Is It A Square?

Here is the following illustration as the start:

Because of line length symmetry for $\overline{AE}$ , we can conclude that $|AC| = 2.5$ , which is the radius of the semicircle. Thereby, $|FC| = |GC| = 2.5$ .

Because of midpoint $C$ , we see that $|BC| = |AC| - |AB| = 1.5$ and also $|CD| = |CE| - |DE| = 1.5$ . Since $\Delta BFC$ is the right triangle (as well as $\Delta CGD$ ), Pythagorean theorem shows that $\begin{array}{rl} |FB|^2 + |BC|^2 &= |FC|^2\\ |FB| &= \sqrt{|FC|^2 - |BC|^2}\\ &= 2 \end{array}$ which thus shows that the area of the rectangle is $A = |FB| \times |BD| = \boxed{6}$ .

$x=\sqrt{2.5^2-1.5^2}=2$ $units$

$area = 2(3) = 6$ $square$ $units$

The vertical side of the rectangle is essentially the geometric mean of two numbers: 1 and 3 +1 = 4 ie. the square root of 1 x 4 = 2.

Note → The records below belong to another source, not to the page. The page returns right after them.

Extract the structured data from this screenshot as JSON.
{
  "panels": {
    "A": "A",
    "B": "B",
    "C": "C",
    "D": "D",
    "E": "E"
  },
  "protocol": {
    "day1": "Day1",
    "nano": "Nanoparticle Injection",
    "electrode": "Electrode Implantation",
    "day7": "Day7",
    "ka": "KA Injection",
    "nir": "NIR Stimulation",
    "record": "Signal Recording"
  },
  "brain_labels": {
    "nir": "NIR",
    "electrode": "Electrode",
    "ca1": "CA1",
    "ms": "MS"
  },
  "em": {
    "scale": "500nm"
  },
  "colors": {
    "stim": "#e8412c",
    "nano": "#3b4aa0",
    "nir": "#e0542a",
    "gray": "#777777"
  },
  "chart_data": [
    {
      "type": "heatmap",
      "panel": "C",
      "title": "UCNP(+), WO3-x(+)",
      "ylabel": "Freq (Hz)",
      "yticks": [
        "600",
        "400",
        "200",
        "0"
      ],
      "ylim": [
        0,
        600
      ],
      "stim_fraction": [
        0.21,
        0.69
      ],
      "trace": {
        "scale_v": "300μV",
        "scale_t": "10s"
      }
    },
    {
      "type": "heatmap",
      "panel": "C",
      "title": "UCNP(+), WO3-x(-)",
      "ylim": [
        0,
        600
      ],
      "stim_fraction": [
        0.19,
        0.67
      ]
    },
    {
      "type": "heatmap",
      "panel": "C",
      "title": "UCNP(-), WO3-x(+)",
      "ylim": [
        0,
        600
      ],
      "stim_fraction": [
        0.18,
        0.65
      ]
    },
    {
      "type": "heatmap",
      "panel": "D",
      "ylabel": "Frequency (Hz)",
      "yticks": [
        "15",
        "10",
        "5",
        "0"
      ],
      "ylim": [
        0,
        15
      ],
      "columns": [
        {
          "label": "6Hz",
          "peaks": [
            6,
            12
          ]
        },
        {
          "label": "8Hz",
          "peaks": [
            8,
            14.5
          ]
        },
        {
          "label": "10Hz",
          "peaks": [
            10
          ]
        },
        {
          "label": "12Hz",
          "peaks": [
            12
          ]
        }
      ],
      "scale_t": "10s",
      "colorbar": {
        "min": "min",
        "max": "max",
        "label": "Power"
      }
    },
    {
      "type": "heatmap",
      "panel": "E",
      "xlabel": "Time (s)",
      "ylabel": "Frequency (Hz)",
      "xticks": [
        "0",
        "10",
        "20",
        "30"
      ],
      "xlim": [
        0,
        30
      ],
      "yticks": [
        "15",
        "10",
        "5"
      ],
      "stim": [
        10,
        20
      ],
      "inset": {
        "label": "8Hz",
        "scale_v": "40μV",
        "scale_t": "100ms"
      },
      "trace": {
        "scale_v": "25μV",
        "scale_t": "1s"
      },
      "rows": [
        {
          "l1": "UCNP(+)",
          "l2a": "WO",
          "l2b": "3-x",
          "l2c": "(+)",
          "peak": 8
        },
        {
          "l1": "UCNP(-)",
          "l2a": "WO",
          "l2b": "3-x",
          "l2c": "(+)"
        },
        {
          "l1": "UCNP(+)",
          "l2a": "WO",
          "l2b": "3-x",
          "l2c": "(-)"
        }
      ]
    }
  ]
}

It follows that the areas of the rectangle is therefore 2 x 3 = 6

diameter is 5. Hence radius is 2.5

Now from centre to one edge of the rectangle forms a right triangle with H=2.5 with B=1.5. So P=2. Area is 3*2

Add 1+3+1=5 the diameter of the circle. Thus 2.5 is the radius. Half of 3 is 1.5. Now a right triangle measuring 1.5 on one leg and 2.5 on the Hypotenuse is formed. Noticing a pattern, multiply by 10 and divide by 5 reveals a 3-4-5 right triangle. Thus 4×5/10=2. 2×3=6 the area of the rectangle.